Tuesday, January 3, 2017

The world shows up pretty much the way we expect it to.

So I didn't get a chance to write on Sunday, since we were on our way back from our New Year's camping trip.

I have to say I made a special effort to be more "social" this year, since it always annoys my husband when I just stay in the trailer and read my book (the world just doesn't understand bookish introverts, now does it?). There were fewer folks there this year, so that was an easier proposition for me. Where we go, by the ocean, there is a great little enclosed shelter with a fireplace. We use it as our "common room", and pretty much everyone in our group hangs out there periodically throughout the day, and then we usually come together at night after dinner and drink and talk and play games and let the kids run wild.

Last year, I spent New Year's Eve reading in the trailer, which seemed like a lovely way to ring in  the new year to me, but it made my husband crazy, since he wanted me to be a part of the festivities. Oddly, the only two people up last year at midnight were my husband, one of his friends, and our son. So, I'm not sure I was really missing out on any "festivities". More than anything, I think he felt slighted. I think he just wanted me to be with him, but he didn't really know how to say that.

We run into that problem a lot. We feel slighted by each other's behavior, simply because we are hurt by it, and then we don't know how to ask for what we want from each other.

That's something I plan to work on this year...changing my beliefs. I realize that what I call my reality is largely formed by my interpretation of things and that I spend a lot of time seeking (and of course finding) evidence to back that up. As a book I'm reading states, "The world shows up pretty mush the way we expect it to..." and "...your beliefs create your experience" (The Soulmate Experience).

Anyhow...this year, I DID stay up until midnight and hangout with the few people who managed to make it that long (we're an aging bunch and enjoy our sleep). My son and his friend and five adults sat around the fire gabbing and checking our watches...until the three guys headed off to find more liquor. The problem was...they didn't come back. They just went to one of the trailers and then stayed there. I actually had to radio out to get them to brink my friend and I a drink to ring in the new year. So, yes, I was a bit "slighted". I made a special effort to stay awake since it pissed him off so badly last year that I didn't care to. The guys came back with 3 minutes to spare before the countdown. And when I yelled out that it was midnight, my husband just kept playing his game, as my friend's husband came over and kissed her. Grrrrr.....

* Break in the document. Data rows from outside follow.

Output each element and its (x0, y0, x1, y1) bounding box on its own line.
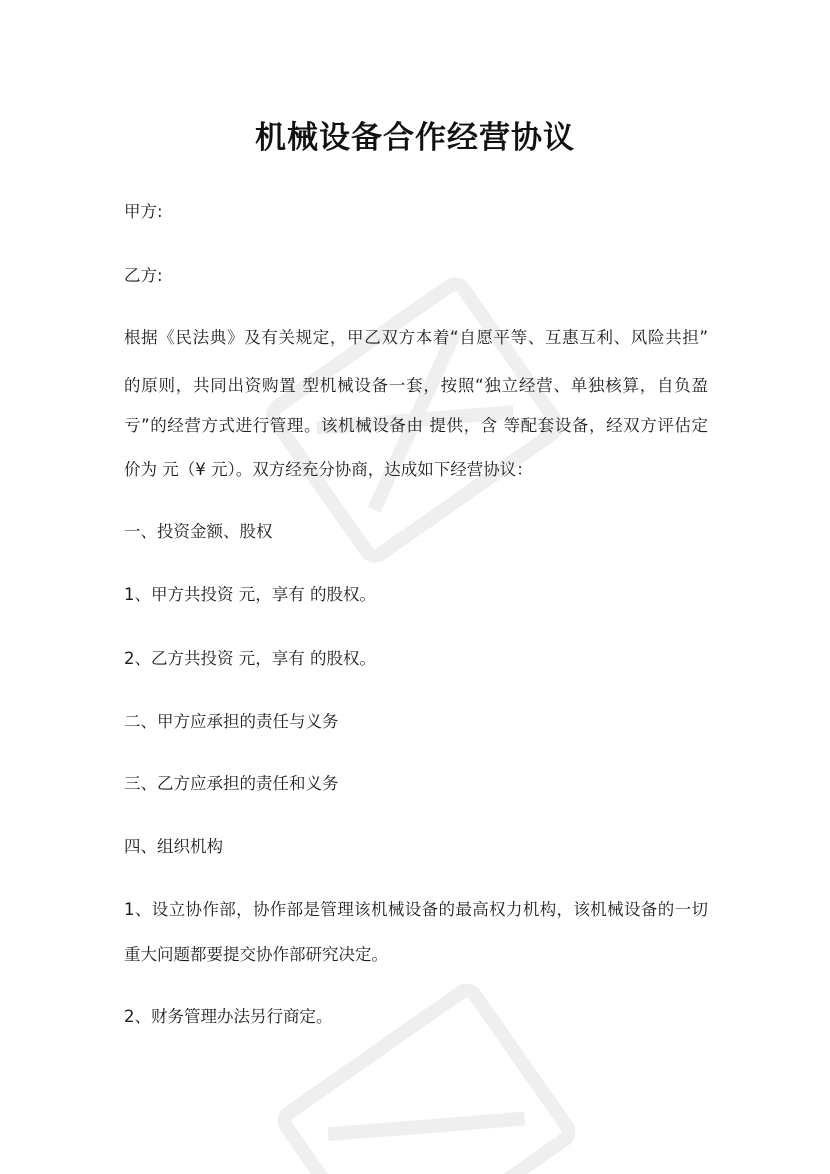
party-a-line: 甲方: (124, 202, 163, 221)
section-heading: 三、乙方应承担的责任和义务 (124, 774, 339, 793)
document-title: 机械设备合作经营协议 (255, 120, 575, 156)
section-heading: 二、甲方应承担的责任与义务 (124, 712, 339, 731)
clause-line: 2、财务管理办法另行商定。 (124, 1007, 333, 1026)
clause-line: 重大问题都要提交协作部研究决定。 (124, 945, 388, 964)
paragraph-line: 亏”的经营方式进行管理。该机械设备由 提供，含 等配套设备，经双方评估定 (124, 416, 708, 435)
paragraph-line: 的原则，共同出资购置 型机械设备一套，按照“独立经营、单独核算，自负盈 (124, 376, 708, 395)
section-heading: 四、组织机构 (124, 837, 223, 856)
clause-line: 2、乙方共投资 元，享有 的股权。 (124, 649, 376, 668)
section-heading: 一、投资金额、股权 (124, 522, 273, 541)
party-b-line: 乙方: (124, 266, 163, 285)
paragraph-line: 价为 元（¥ 元）。双方经充分协商，达成如下经营协议： (124, 460, 533, 479)
clause-line: 1、甲方共投资 元，享有 的股权。 (124, 585, 376, 604)
clause-line: 1、设立协作部，协作部是管理该机械设备的最高权力机构，该机械设备的一切 (124, 900, 708, 919)
paragraph-line: 根据《民法典》及有关规定，甲乙双方本着“自愿平等、互惠互利、风险共担” (124, 328, 708, 347)
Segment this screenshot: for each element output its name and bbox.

Now, in hindsight, I realize he was just drunk. And he doesn't get drunk that often, so it's not like I have a right or a reason to get on his case about it. He doesn't get that many opportunities to get wild and crazy with his friends (he's as socially awkward as I am), and I'm glad he cut loose and has some fun. But, it's hard not to compare your situation with that of others when it's looking your right in the face. My friend, who wasn't feeling well, anyway, headed off to bed, and my husband asked us to head down to the rocks to watch the waves.

When we got there, the way down looked a bit slippery, so I let my husband and son head down closer without me, and I stayed up on the stairs and watched from a safer vantage point. In the pitch black, I watched the glowing waves crash and listened to the cracking power of water against earth. It was both peaceful and frightening, all at the same time. Cleansing in a way, I guess. But, it made it painfully obvious that there was a divided between my husband and I...him down on the rocks, mere feet from the water, and me at my safe distance. I questioned myself quite a bit up there. Was I afraid? Was fear holding me back from the close relationship I wanted?

I got cold, but I didn't want to leave my son out there alone with my drunk husband, so I called down for the keys to the trailer, and the boys followed me up.

I bed that night, he spilled his slurred truth in my ear. He didn't want to lose me. He wanted us to find a solution. He wanted me, and he was willing to do the work it would take. He wanted to know if I was committed.

And I said yes.

I'm still not sure how we are going to fix it. And I'm not at all positive his "new found" willingness is going to stick...but I'll take it.

I'm going to work on being more accepting of his needs and wants. More accepting of my family...the way they are...the way I am...flawed and messy.